Otros días en los descansos, en lugar de estar jugando en su hora de recreo, querían seguir aprendiendo español y venían a buscarme para que les leyera algún cuento. En el momento de la comida me pedían que me sentase con ellos para aprender (o repasar) los utensilios del comedor. Cuando estaban en el patio, muchas veces me los encontraba contando en español mientras jugaban o incluso repasando entre ellos lo que habían aprendido en clase.
Si me los cruzaba por el cole, la mayoría ya me saludaban diciendo “hola” y con una sonrisa que siempre me hacía tener ganas de achucharles. Por las noches me acercaba al cole para darles su “Good night kiss” y siempre me despedían diciéndome “buenas noches”.
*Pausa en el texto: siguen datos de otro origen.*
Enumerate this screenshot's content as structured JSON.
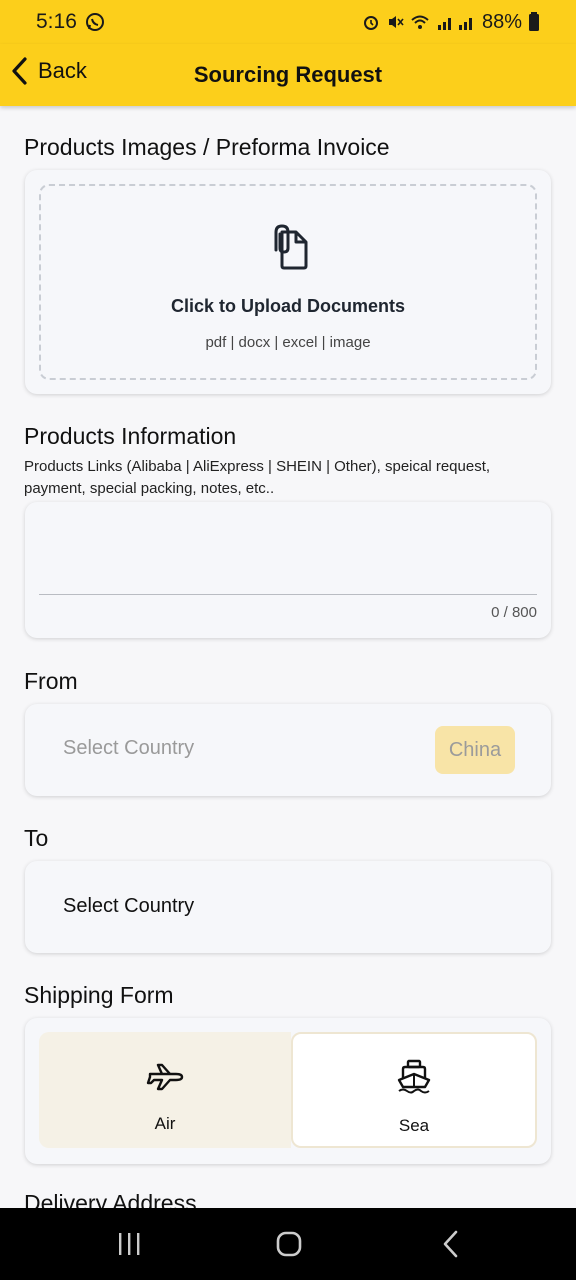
{
  "status": {
    "time": "5:16",
    "battery": "88%"
  },
  "header": {
    "back_label": "Back",
    "title": "Sourcing Request"
  },
  "upload_section": {
    "heading": "Products Images / Preforma Invoice",
    "cta": "Click to Upload Documents",
    "types": "pdf | docx | excel | image"
  },
  "info_section": {
    "heading": "Products Information",
    "helper": "Products Links (Alibaba | AliExpress | SHEIN | Other), speical request, payment, special packing, notes, etc..",
    "value": "",
    "counter": "0 / 800"
  },
  "from_section": {
    "heading": "From",
    "placeholder": "Select Country",
    "chip": "China"
  },
  "to_section": {
    "heading": "To",
    "placeholder": "Select Country"
  },
  "shipping": {
    "heading": "Shipping Form",
    "options": [
      {
        "label": "Air"
      },
      {
        "label": "Sea"
      }
    ]
  },
  "delivery": {
    "heading": "Delivery Address"
  },
  "colors": {
    "accent": "#fccf1b",
    "chip_bg": "#f8e4a7"
  },
  "icons": [
    "whatsapp-icon",
    "alarm-icon",
    "mute-icon",
    "wifi-icon",
    "signal-icon",
    "battery-icon",
    "chevron-left-icon",
    "document-clip-icon",
    "airplane-icon",
    "ship-icon",
    "recents-icon",
    "home-icon",
    "back-nav-icon"
  ]
}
La suerte enorme de este cole, es que Babies Uganda, abrió hace poco un centro médico para atender a gente de la zona y también a todos los niños del cole que lo necesitasen. Allí no están acostumbrados a tener estos recursos. Por lo tanto, si un niño se pone enfermo es extraño que venga a quejarse, así que tú debías observarles y darte cuenta. Total, durante esas semanas si veía algún niño que parecía triste o diferente, me acercaba a preguntar y casi siempre me decían que no se encontraban bien, que tenían dolor de estómago, de cabeza, estaban malos de la tripa… entonces los llevaba al médico. Al principio me impactaban los diagnósticos: malaria, fiebre tifoidea, infección de estómago… Pero, después de unos días me empecé a dar cuenta de que allí que un niño pase la malaria y tenga 39,5 de fiebre, desgraciadamente es lo más habitual.
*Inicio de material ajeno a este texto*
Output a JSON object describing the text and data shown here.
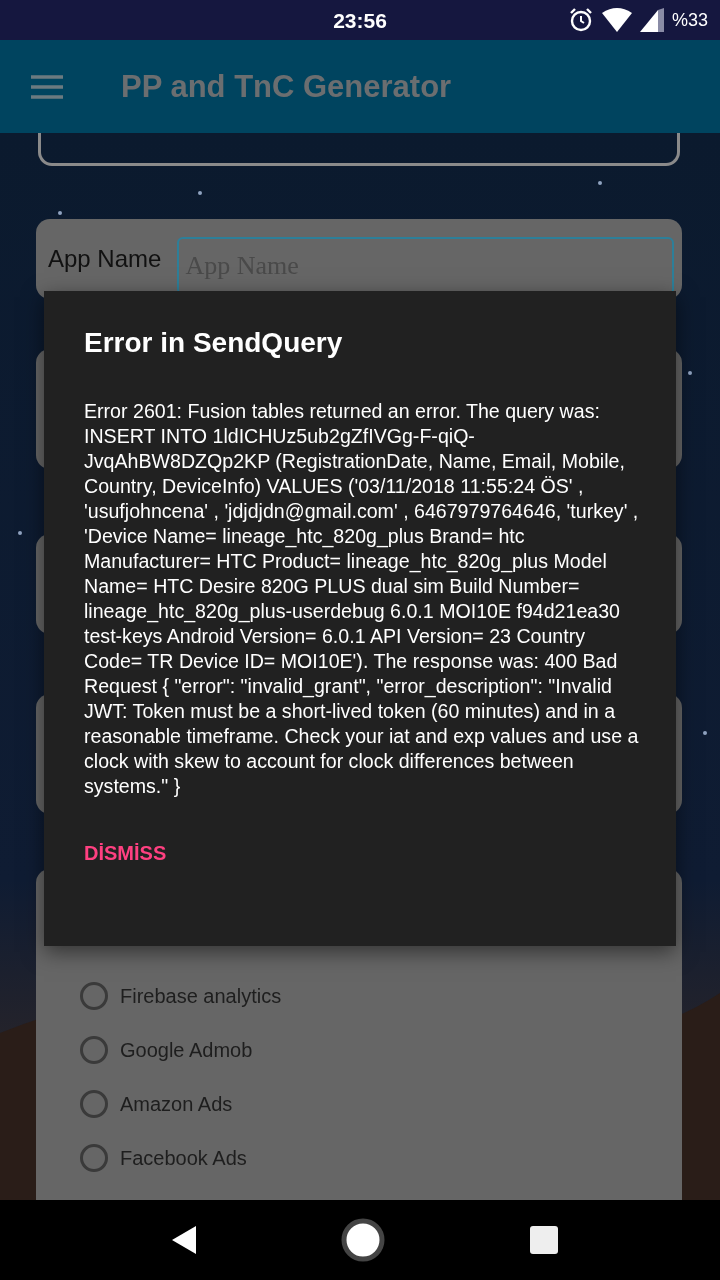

Ver a los niños sufriendo y en estas situaciones te rompe el corazón, pero a la vez tenías que dar gracias a Dios porque son unos afortunados de tener la posibilidad de ser atendidos. En la gran mayoría de colegios (por no decir todos) no disponen de estos medios y simplemente los mandan a casa, donde por supuesto no visitan ningún médico por falta de recursos económicos.
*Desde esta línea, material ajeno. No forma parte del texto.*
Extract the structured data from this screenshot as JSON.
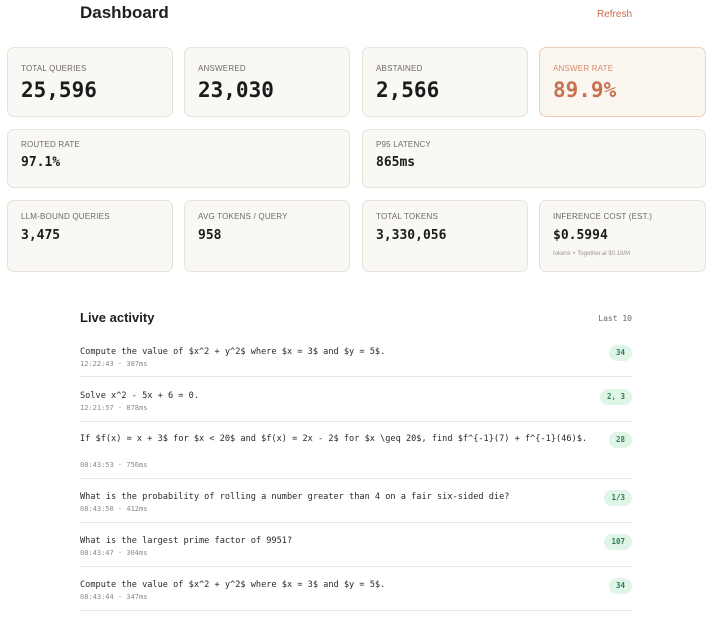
{
  "header": {
    "title": "Dashboard",
    "refresh_label": "Refresh"
  },
  "stats": {
    "total_queries": {
      "label": "TOTAL QUERIES",
      "value": "25,596"
    },
    "answered": {
      "label": "ANSWERED",
      "value": "23,030"
    },
    "abstained": {
      "label": "ABSTAINED",
      "value": "2,566"
    },
    "answer_rate": {
      "label": "ANSWER RATE",
      "value": "89.9%"
    },
    "routed_rate": {
      "label": "ROUTED RATE",
      "value": "97.1%"
    },
    "p95_latency": {
      "label": "P95 LATENCY",
      "value": "865ms"
    },
    "llm_bound": {
      "label": "LLM-BOUND QUERIES",
      "value": "3,475"
    },
    "avg_tokens": {
      "label": "AVG TOKENS / QUERY",
      "value": "958"
    },
    "total_tokens": {
      "label": "TOTAL TOKENS",
      "value": "3,330,056"
    },
    "inference_cost": {
      "label": "INFERENCE COST (EST.)",
      "value": "$0.5994",
      "note": "tokens × Together.ai $0.18/M"
    }
  },
  "activity": {
    "title": "Live activity",
    "meta": "Last 10",
    "items": [
      {
        "question": "Compute the value of $x^2 + y^2$ where $x = 3$ and $y = 5$.",
        "meta": "12:22:43 · 387ms",
        "answer": "34"
      },
      {
        "question": "Solve x^2 - 5x + 6 = 0.",
        "meta": "12:21:57 · 878ms",
        "answer": "2, 3"
      },
      {
        "question": "If $f(x) = x + 3$ for $x < 20$ and $f(x) = 2x - 2$ for $x \\geq 20$, find $f^{-1}(7) + f^{-1}(46)$.",
        "meta": "08:43:53 · 756ms",
        "answer": "28"
      },
      {
        "question": "What is the probability of rolling a number greater than 4 on a fair six-sided die?",
        "meta": "08:43:50 · 412ms",
        "answer": "1/3"
      },
      {
        "question": "What is the largest prime factor of 9951?",
        "meta": "08:43:47 · 304ms",
        "answer": "107"
      },
      {
        "question": "Compute the value of $x^2 + y^2$ where $x = 3$ and $y = 5$.",
        "meta": "08:43:44 · 347ms",
        "answer": "34"
      }
    ]
  }
}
Otra historia del colegio que me llenó el corazón fue ver como durante los primeros días bastantes niños me pedían que les prestara los cuentos que llevaba a clase y todos siempre me decían que querían leer. Así que se nos ocurrió, a otra voluntaria y a mí, que con los libros que había en el cole podíamos crear un servicio de préstamo en la biblioteca, para que los niños tuviesen la oportunidad de llevárselos y leer en casa. Abi, la otra voluntaria, hizo un enorme trabajo organizando y registrando todos los libros. Después de una semana, pudimos inaugurar la biblioteca. No os podéis imaginar la reacción de los niños, parecía que regalábamos helados y chuches. TODOS los niños del cole, corrieron a hacer cola para poder llevarse un libro a casa, la mayoría tuvieron que esperar más de 15 minutos, pero tan felices. Te dejaba sin palabras ver como salían de la biblioteca comentando y enseñando emocionados sus libros.
Siempre digo que estas historias contadas no hacen justicia ni se asemejan a la realidad, hay que vivirlo y compartir vida con ellos para entender cuántas cosas no hacemos bien en esta parte del mundo. Porque allí solo respiras felicidad las 24 horas del día.